3. Why We Use Your Data (Legal Basis)
| Purpose | Legal basis (GDPR) |
|---|---|
| Account creation and authentication | Contract performance (Art. 6(1)(b)) |
| Generating your race day plan | Contract performance (Art. 6(1)(b)); Explicit consent for health-adjacent data (Art. 9(2)(a)) |
| Processing your payment | Contract performance (Art. 6(1)(b)) |
| Fraud prevention and security | Legitimate interests (Art. 6(1)(f)) |
| Responding to legal obligations or requests | Legal obligation (Art. 6(1)(c)) |
4. Third-Party Data Processors
We use the following sub-processors. Each is bound by a Data Processing Agreement:
| Processor | Purpose | Data transferred |
|---|---|---|
| Supabase | Database and authentication hosting | All account and plan data |
| Stripe | Payment processing | Email, payment details |
| Anthropic | AI plan generation (Claude API) | Questionnaire answers (used to build the prompt) |
| Vercel | Website hosting and delivery | IP address, HTTP request metadata |
We do not use Google Analytics, Meta Pixel, or any advertising or tracking technology. We do not sell your data.
5. Data Retention
We retain your data for as long as your account is active. Specifically:
- Account and plan data — kept until you delete your account or request erasure.
- Payment records — kept for 7 years to comply with financial record-keeping obligations.
- Session cookies — expire when you log out or after the session timeout set by Supabase Auth.
6. Cookies
We use one type of cookie only: a strictly necessary authentication session cookie set by Supabase Auth when you log in. This cookie keeps you signed in across page loads. It is:
- HttpOnly (cannot be read by JavaScript)
- Secure (only sent over HTTPS)
- SameSite=Lax (CSRF protection)
We do not use advertising cookies, analytics cookies, or any third-party tracking cookies. Because this cookie is strictly necessary for the service to function, no consent is required under the ePrivacy Directive — but we tell you about it anyway.
7. International Data Transfers
Your data may be stored and processed in the United States (Supabase, Vercel, Anthropic, Stripe). Where data is transferred from the European Economic Area, we rely on Standard Contractual Clauses (SCCs) adopted by the European Commission, or other approved transfer mechanisms, to ensure adequate protection.
8. Your Rights
Under GDPR (EEA/UK residents)
- Access — request a copy of the personal data we hold about you.

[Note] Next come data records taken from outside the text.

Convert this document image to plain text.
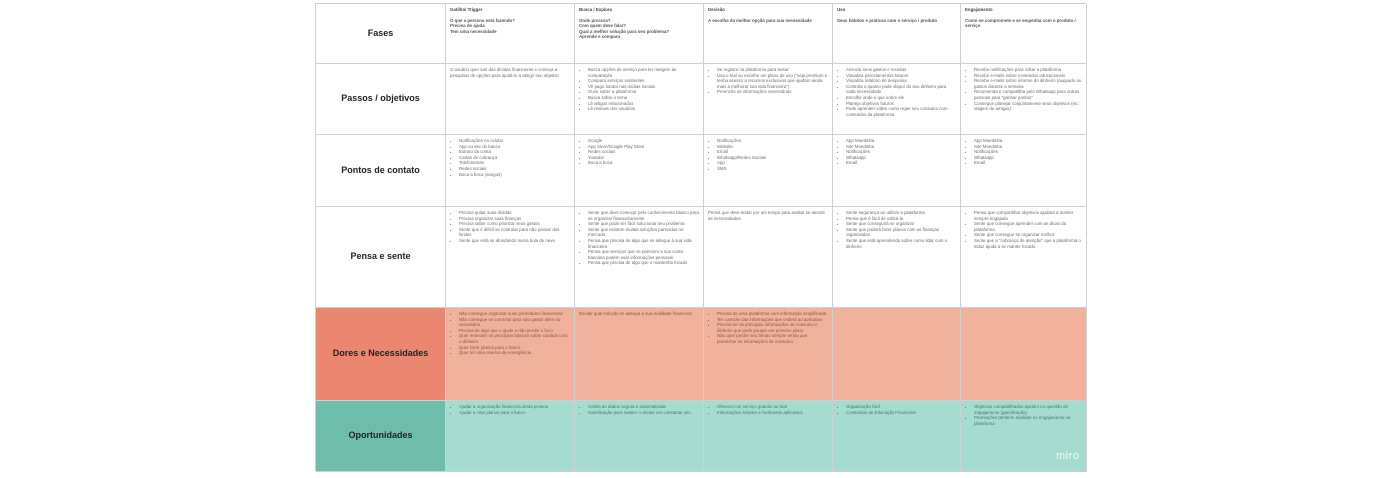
Fases
Gatilho/ Trigger
O que a persona está fazendo?
Precisa de ajuda
Tem uma necessidade
Busca / Explora
Onde procura?
Com quem deve falar?
Qual a melhor solução para seu problema?
Aprende e compara
Decisão
A escolha da melhor opção para sua necessidade
Uso
Seus hábitos e práticas com o serviço / produto
Engajamento
Como se compromete e se empenha com o produto / serviço
Passos / objetivos
O usuário quer sair das dívidas financeiras e começa a pesquisar de opções para ajudá-lo a atingir seu objetivo
• Busca opções de serviço para ter margem de comparação
• Compara serviços existentes
• Vê pago barato nas mídias sociais
• Ouve sobre a plataforma
• Busca sobre o tema
• Lê artigos relacionados
• Lê reviews dos usuários
• Se registra na plataforma para testar
• Usa o trial ou escolhe um plano de uso ("seja premium e tenha acesso a recursos exclusivos que ajudam ainda mais a melhorar sua vida financeira")
• Preenche as informações necessárias
• Associa seus gastos e receitas
• Visualiza parcelamentos futuros
• Visualiza relatório de despesas
• Controla o quanto pode dispor do seu dinheiro para cada necessidade
• Escolhe onde e que sobre ele
• Planeja objetivos futuros
• Pode aprender sobre como reger seu consumo com conteúdos da plataforma
• Recebe notificações para voltar a plataforma
• Recebe e-mails sobre conteúdos educacionais
• Recebe e-mails sobre informe do dinheiro (ouquado ou gastos durante a semana
• Recomenda e compartilha pelo Whatsapp para outras pessoas para "ganhar pontos"
• Consegue planejar conjuntamente seus objetivos (ex.: viagem de amigos)
Pontos de contato
• Notificações no celular
• App ou site do banco
• Extrato da conta
• Cartas de cobrança
• Telefonemas
• Redes sociais
• Boca a boca (amigos)
• Google
• App Store/Google Play Store
• Redes sociais
• Youtube
• Boca a boca
• Notificações
• Website
• Email
• Whatsapp/Redes Sociais
• App
• SMS
• App Moedinha
• Site Moedinha
• Notificações
• Whatsapp
• Email
• App Moedinha
• Site Moedinha
• Notificações
• Whatsapp
• Email
Pensa e sente
• Precisa quitar suas dívidas
• Precisa organizar suas finanças
• Precisa saber como priorizar seus gastos
• Sente que é difícil se controlar para não passar dos limites
• Sente que está se afundando numa bola de neve
• Sente que deve começar pelo conhecimento básico para se organizar financeiramente
• Sente que pode ser fácil solucionar seu problema
• Sente que existem muitas soluções parecidas no mercado
• Pensa que precisa de algo que se adeque à sua vida financeira
• Pensa que serviços que se parecem a sua conta bancária podem usar informações pessoais
• Pensa que precisa de algo que o mantenha focado
Pensa que deve testar por um tempo para avaliar se atende às necessidades
• Sente segurança ao utilizar a plataforma
• Pensa que é fácil de utilizá-la
• Sente que conseguirá se organizar
• Sente que poderá fazer planos com as finanças organizadas
• Sente que está aprendendo sobre como lidar com o dinheiro
• Pensa que compartilhar objetivos ajudará a manter sempre engajado
• Sente que consegue aprender com as dicas da plataforma
• Sente que consegue se organizar melhor
• Sente que a "cobrança de atenção" que a plataforma o induz ajuda a se manter focado
Dores e Necessidades
• Não consegue organizar suas prioridades financeiras
• Não consegue se controlar para não gastar além do necessário
• Precisa de algo que o ajude a não perder o foco
• Quer entender os princípios básicos sobre cuidado com o dinheiro
• Quer fazer planos para o futuro
• Quer ter uma reserva de emergência
Decidir qual solução se adequa à sua realidade financeira
•	Precisa de uma plataforma com informação simplificada
• Ter controle das informações que cederá ao aplicativo
• Precisa ter as principais informações de consumo e dinheiro que pode poupar em primeiro plano
• Não quer perder seu tempo sempre tendo que preencher as informações de consumo
Oportunidades
• Ajudar a organização financeira desta pessoa
• Ajudar a criar planos para o futuro
• Coleta de dados segura e automatizada
• Gamificação para manter o cliente em constante uso
• Oferecer um serviço gratuito ou trial
• Informações simples e facilmente aplicáveis
• Organização fácil
• Conteúdos de Educação Financeira
• Objetivos compartilhados ajudam no questão do engajamento (gamificação)
• Premiações também auxiliam no engajamento na plataforma
miro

- Rectification — ask us to correct inaccurate data.
- Erasure — request deletion of your data (“right to be forgotten”).

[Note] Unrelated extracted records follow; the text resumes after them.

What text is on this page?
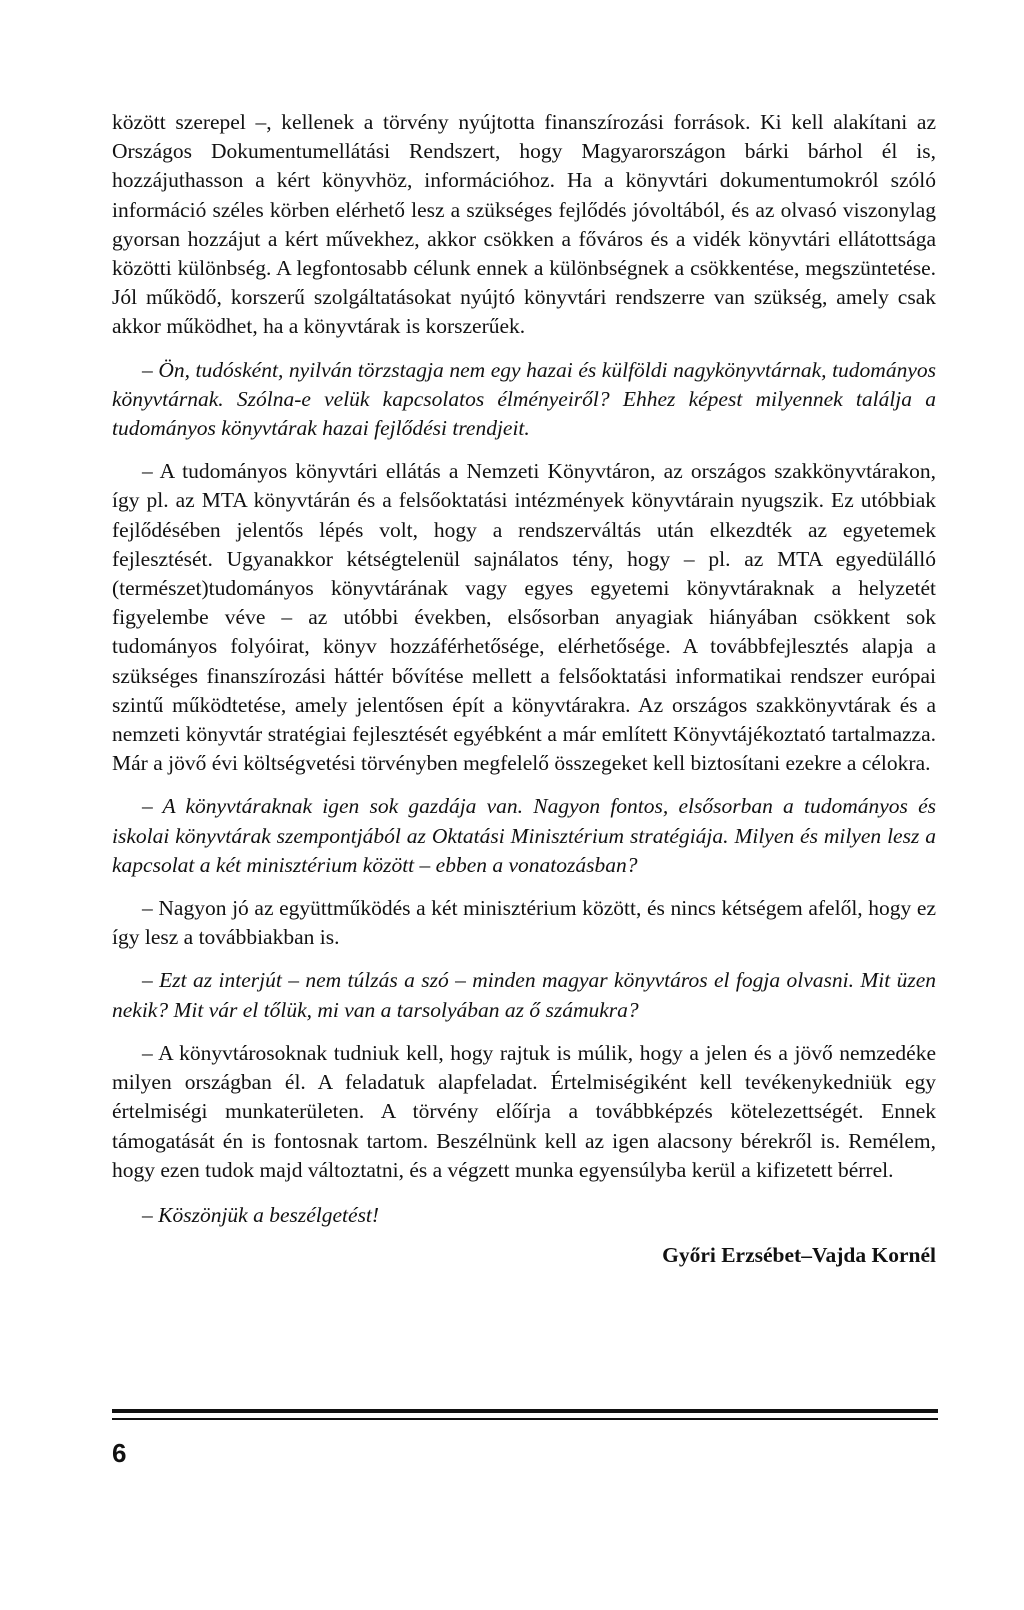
között szerepel –, kellenek a törvény nyújtotta finanszírozási források. Ki kell alakítani az Országos Dokumentumellátási Rendszert, hogy Magyarországon bárki bárhol él is, hozzájuthasson a kért könyvhöz, információhoz. Ha a könyvtári dokumentumokról szóló információ széles körben elérhető lesz a szükséges fejlődés jóvoltából, és az olvasó viszonylag gyorsan hozzájut a kért művekhez, akkor csökken a főváros és a vidék könyvtári ellátottsága közötti különbség. A legfontosabb célunk ennek a különbségnek a csökkentése, megszüntetése. Jól működő, korszerű szolgáltatásokat nyújtó könyvtári rendszerre van szükség, amely csak akkor működhet, ha a könyvtárak is korszerűek.

– Ön, tudósként, nyilván törzstagja nem egy hazai és külföldi nagykönyvtárnak, tudományos könyvtárnak. Szólna-e velük kapcsolatos élményeiről? Ehhez képest milyennek találja a tudományos könyvtárak hazai fejlődési trendjeit.

– A tudományos könyvtári ellátás a Nemzeti Könyvtáron, az országos szakkönyvtárakon, így pl. az MTA könyvtárán és a felsőoktatási intézmények könyvtárain nyugszik. Ez utóbbiak fejlődésében jelentős lépés volt, hogy a rendszerváltás után elkezdték az egyetemek fejlesztését. Ugyanakkor kétségtelenül sajnálatos tény, hogy – pl. az MTA egyedülálló (természet)tudományos könyvtárának vagy egyes egyetemi könyvtáraknak a helyzetét figyelembe véve – az utóbbi években, elsősorban anyagiak hiányában csökkent sok tudományos folyóirat, könyv hozzáférhetősége, elérhetősége. A továbbfejlesztés alapja a szükséges finanszírozási háttér bővítése mellett a felsőoktatási informatikai rendszer európai szintű működtetése, amely jelentősen épít a könyvtárakra. Az országos szakkönyvtárak és a nemzeti könyvtár stratégiai fejlesztését egyébként a már említett Könyvtájékoztató tartalmazza. Már a jövő évi költségvetési törvényben megfelelő összegeket kell biztosítani ezekre a célokra.

– A könyvtáraknak igen sok gazdája van. Nagyon fontos, elsősorban a tudományos és iskolai könyvtárak szempontjából az Oktatási Minisztérium stratégiája. Milyen és milyen lesz a kapcsolat a két minisztérium között – ebben a vonatozásban?

– Nagyon jó az együttműködés a két minisztérium között, és nincs kétségem afelől, hogy ez így lesz a továbbiakban is.

– Ezt az interjút – nem túlzás a szó – minden magyar könyvtáros el fogja olvasni. Mit üzen nekik? Mit vár el tőlük, mi van a tarsolyában az ő számukra?

– A könyvtárosoknak tudniuk kell, hogy rajtuk is múlik, hogy a jelen és a jövő nemzedéke milyen országban él. A feladatuk alapfeladat. Értelmiségiként kell tevékenykedniük egy értelmiségi munkaterületen. A törvény előírja a továbbképzés kötelezettségét. Ennek támogatását én is fontosnak tartom. Beszélnünk kell az igen alacsony bérekről is. Remélem, hogy ezen tudok majd változtatni, és a végzett munka egyensúlyba kerül a kifizetett bérrel.

– Köszönjük a beszélgetést!

Győri Erzsébet–Vajda Kornél

6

- Portability — receive your data in a machine-readable format.
- Restriction — ask us to limit processing in certain circumstances.
- Objection — object to processing based on legitimate interests.

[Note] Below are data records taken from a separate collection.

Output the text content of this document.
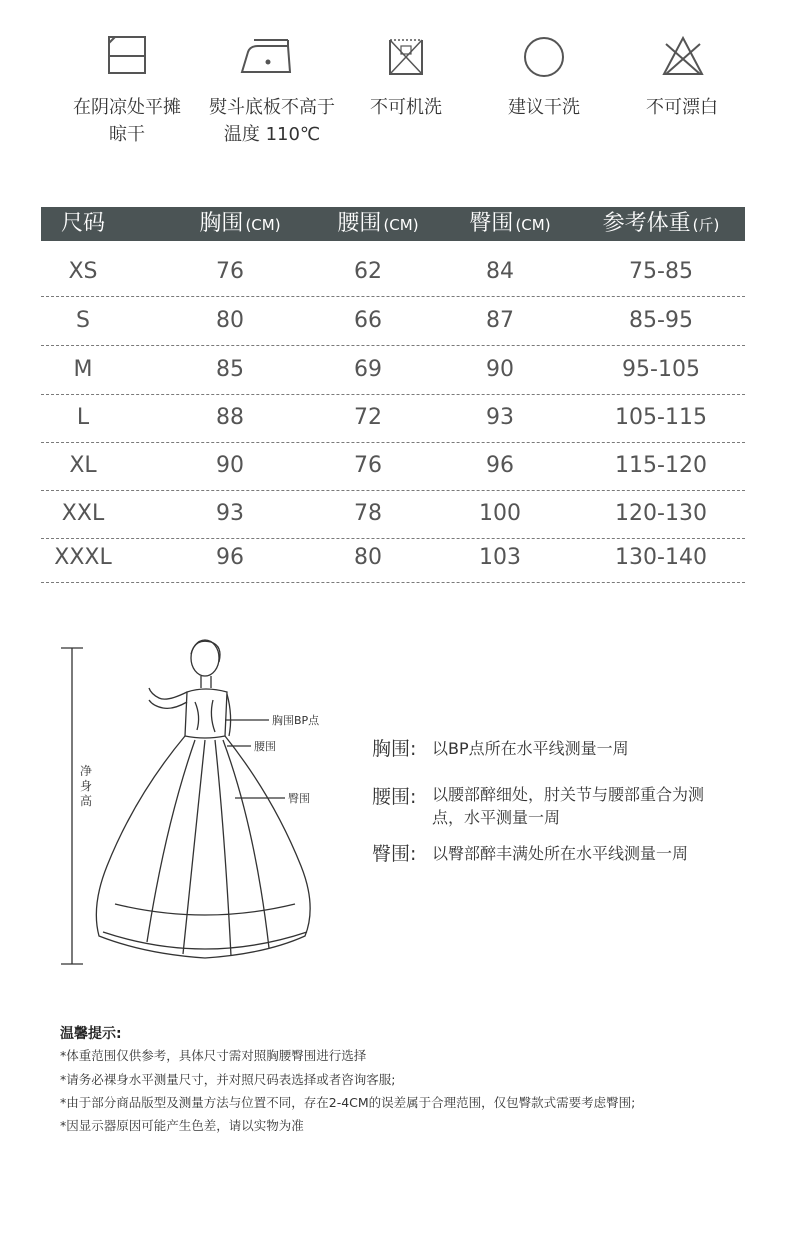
在阴凉处平摊
晾干
熨斗底板不高于
温度 110℃
不可机洗	建议干洗	不可漂白
尺码	胸围 (CM)	腰围 (CM)	臀围 (CM)	参考体重 (斤)
XS	76	62	84	75-85
S	80	66	87	85-95
M	85	69	90	95-105
L	88	72	93	105-115
XL	90	76	96	115-120
XXL	93	78	100	120-130
XXXL	96	80	103	130-140
胸围BP点
腰围
臀围
净身高
胸围: 以BP点所在水平线测量一周
腰围: 以腰部醉细处，肘关节与腰部重合为测点，水平测量一周
臀围: 以臀部醉丰满处所在水平线测量一周
温馨提示:
*体重范围仅供参考，具体尺寸需对照胸腰臀围进行选择
*请务必裸身水平测量尺寸，并对照尺码表选择或者咨询客服;
*由于部分商品版型及测量方法与位置不同，存在2-4CM的误差属于合理范围，仅包臀款式需要考虑臀围;
*因显示器原因可能产生色差，请以实物为准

- Withdraw consent — where processing is based on consent, withdraw it at any time without affecting prior processing.
Under CCPA (California residents)
- Know — request disclosure of the categories and specific pieces of personal information we have collected.
- Delete — request deletion of your personal information.
- Non-discrimination — we will not discriminate against you for exercising any of your CCPA rights.
- No sale — we do not sell your personal information.
To exercise any of these rights, you can delete your account directly from your account settings, or email contact@belite.app. We will respond within 30 days (GDPR) or 45 days (CCPA).
9. Children
BELITE is not directed at children under 18. We do not knowingly collect personal data from anyone under 18. If you believe a minor has created an account, contact us and we will delete it promptly.
10. Changes to This Policy
We may update this Privacy Policy from time to time. We will notify you of material changes by email or by a notice on the Service. The effective date at the top of this page reflects the most recent revision.
11. Supervisory Authority
If you are in the EEA or UK and believe we have processed your data unlawfully, you have the right to lodge a complaint with your local data protection supervisory authority (e.g. the ICO in the UK, the CNIL in France, or the relevant authority in your EU member state).